SEC Plans Historic and Profound Changes to Form ADV
Form ADV is the primary disclosure document that investment advisers provide to clients and prospective clients. It contains information about the adviser's business, backgrounds of advisory personnel, disciplinary information and conflicts of interest.
The SEC has proposed amendments to Part 2 of Form ADV not once but twice. The comment period on the reproposal ended on May 16th, 2008 and the SEC staff is considered the many weighty comments from the usual heavyweights. According to SEC Director of Investment Management Andrew Donohue, the revision of Part 2 of Form ADV is a major event in the regulation of the advisory industry. The proposed changes to Form ADV are designed to give clients disclosure that is more meaningful, more effective, and easier to understand. Part 2 plays such an important role in the regulation and compliance programs of advisers, and the proposal is intended to result in more client-friendly disclosures.
The proposed amendments would substantially improve advisers' disclosure to clients in Part 2 of Form ADV. As you know, Part 2 is the primary disclosure document that investment advisers provide to clients and prospective clients. It contains information about the adviser's business, backgrounds of advisory personnel, disciplinary information and conflicts of interest. The goal of Part 2 is to allow investors to make an informed choice in selecting an investment adviser and to evaluate any conflicts an adviser may have.
Unlike other countries that regulate investment advisers by imposing qualification and other requirements on advisers, the US allows clients to make their own determinations when selecting advisers and evaluating any conflicts an adviser may have. However, in the view of the SEC, this process only works if clients and prospective clients have the information necessary to allow them to make informed decisions regarding the advisers they choose to hire. This is where Form ADV comes in.
Thus, Form ADV is especially important because the federal securities laws do not prescribe minimum experience or qualification requirements for persons providing investment advice. They do not establish maximum fees that advisers may charge. They generally do not prohibit advisers from having substantial conflicts of interest that might adversely affect the objectivity of the advice they provide.
Instead, investors have the responsibility in selecting their adviser to negotiate their own fee arrangements and evaluate their adviser's conflicts. As a result, it is critical that investors receive sufficient information about the adviser and its personnel to permit them to make an informed decision about whether to engage an adviser, and having engaged the adviser, how to manage that relationship.
The Commission's substantial amendments to Part 1 of Form ADV in 2000, along with the institution of the IARD electronic registration system and the establishment of the Investment Adviser Public Disclosure website, was the first step in revolutionizing, not only the content of advisers' disclosures, but also the process by which investors could access information about investment advisers. There have been major benefits from these amendments in terms of enhanced disclosure and transparency and ease of access to information.

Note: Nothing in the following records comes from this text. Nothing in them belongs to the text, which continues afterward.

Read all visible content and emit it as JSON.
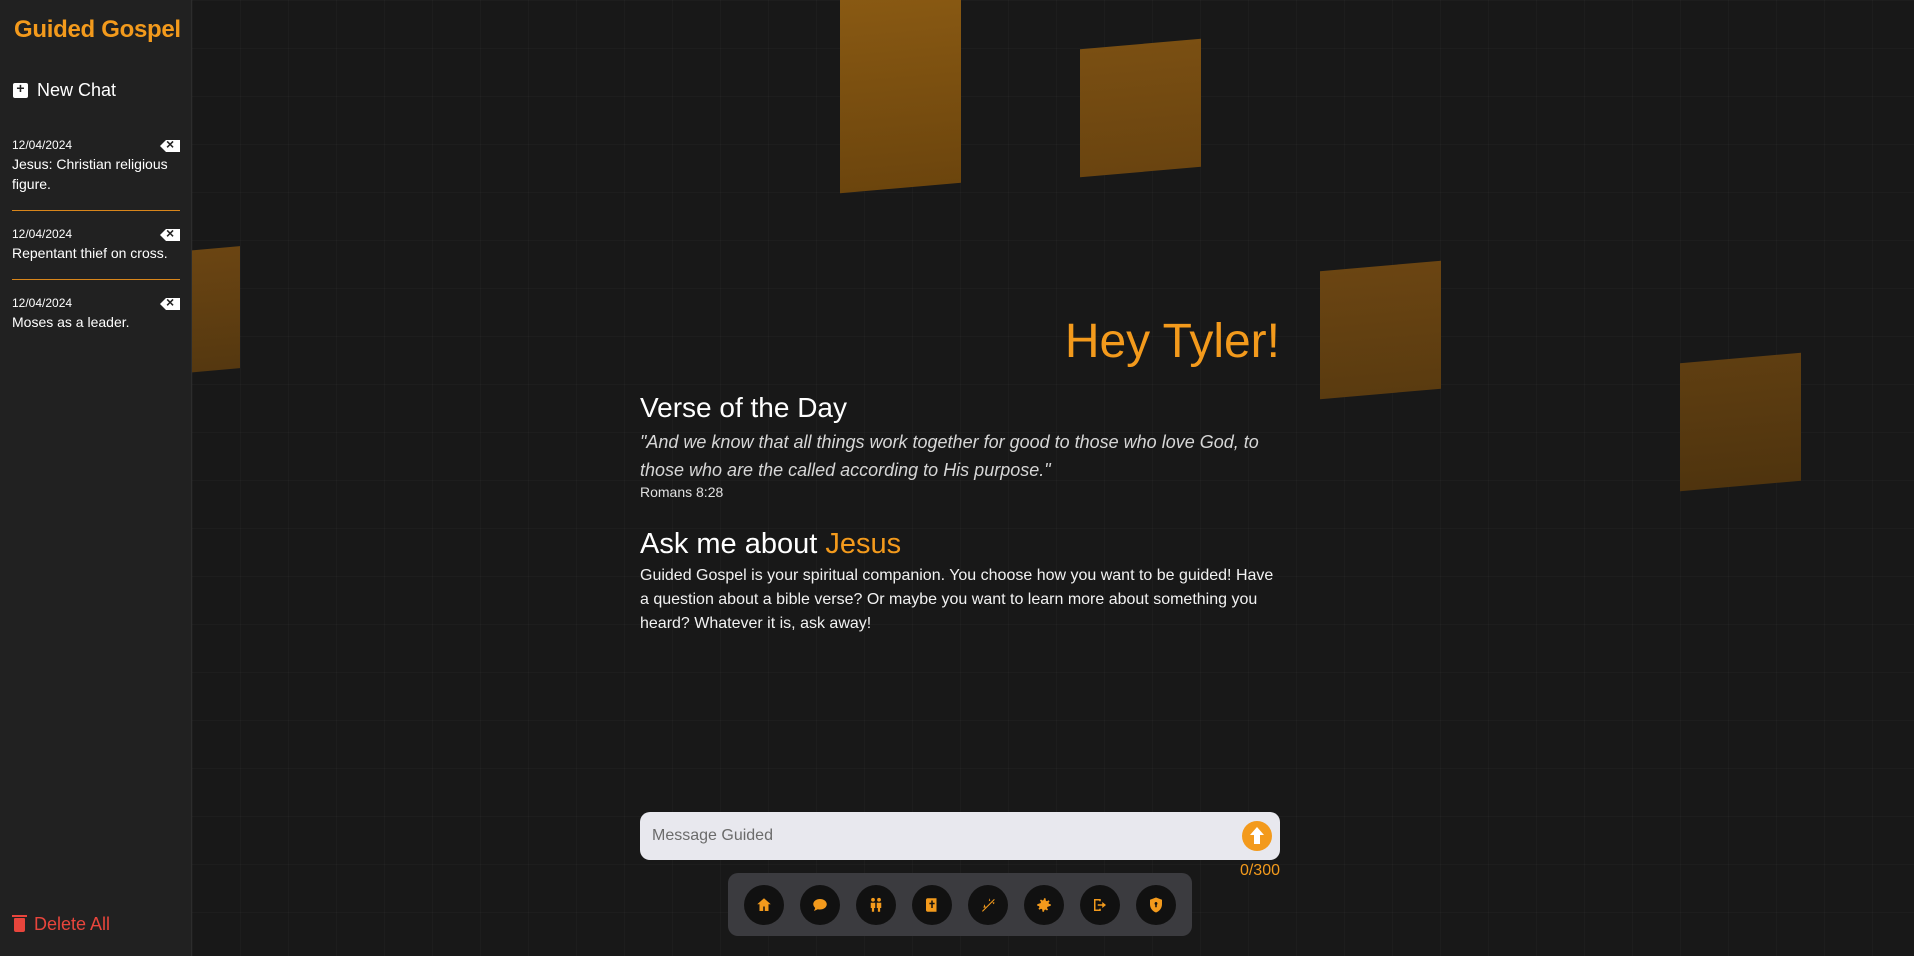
{
  "sidebar": {
    "brand": "Guided Gospel",
    "new_chat_label": "New Chat",
    "chats": [
      {
        "date": "12/04/2024",
        "title": "Jesus: Christian religious figure."
      },
      {
        "date": "12/04/2024",
        "title": "Repentant thief on cross."
      },
      {
        "date": "12/04/2024",
        "title": "Moses as a leader."
      }
    ],
    "delete_all_label": "Delete All"
  },
  "main": {
    "greeting": "Hey Tyler!",
    "verse_title": "Verse of the Day",
    "verse_text": "\"And we know that all things work together for good to those who love God, to those who are the called according to His purpose.\"",
    "verse_reference": "Romans 8:28",
    "ask_prefix": "Ask me about",
    "ask_topic": "Jesus",
    "description": "Guided Gospel is your spiritual companion. You choose how you want to be guided! Have a question about a bible verse? Or maybe you want to learn more about something you heard? Whatever it is, ask away!",
    "message_placeholder": "Message Guided",
    "char_counter": "0/300"
  },
  "nav": {
    "items": [
      "home-icon",
      "chat-bubble-icon",
      "people-icon",
      "bible-icon",
      "prayer-icon",
      "gear-icon",
      "logout-icon",
      "shield-icon"
    ]
  },
  "colors": {
    "accent": "#f39a1c",
    "danger": "#e8453c",
    "background": "#181818",
    "sidebar": "#212121"
  }
}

In the reproposal, the SEC responds to comments on the original proposal. The goal is to provide advisory clients and prospective clients clear, current, and more meaningful disclosure of the adviser's business practices, conflicts of interest, and background of advisory personnel. The SEC rejects the current check-the-box approach in favor of more meaningful disclosure. In addition, following the success of Part 1 and the public disclosure website, the SEC wants advisers to be able to electronically file their brochures with the Commission; and they would be available to the public through the Commission's website, which would greatly enhance access to this important information.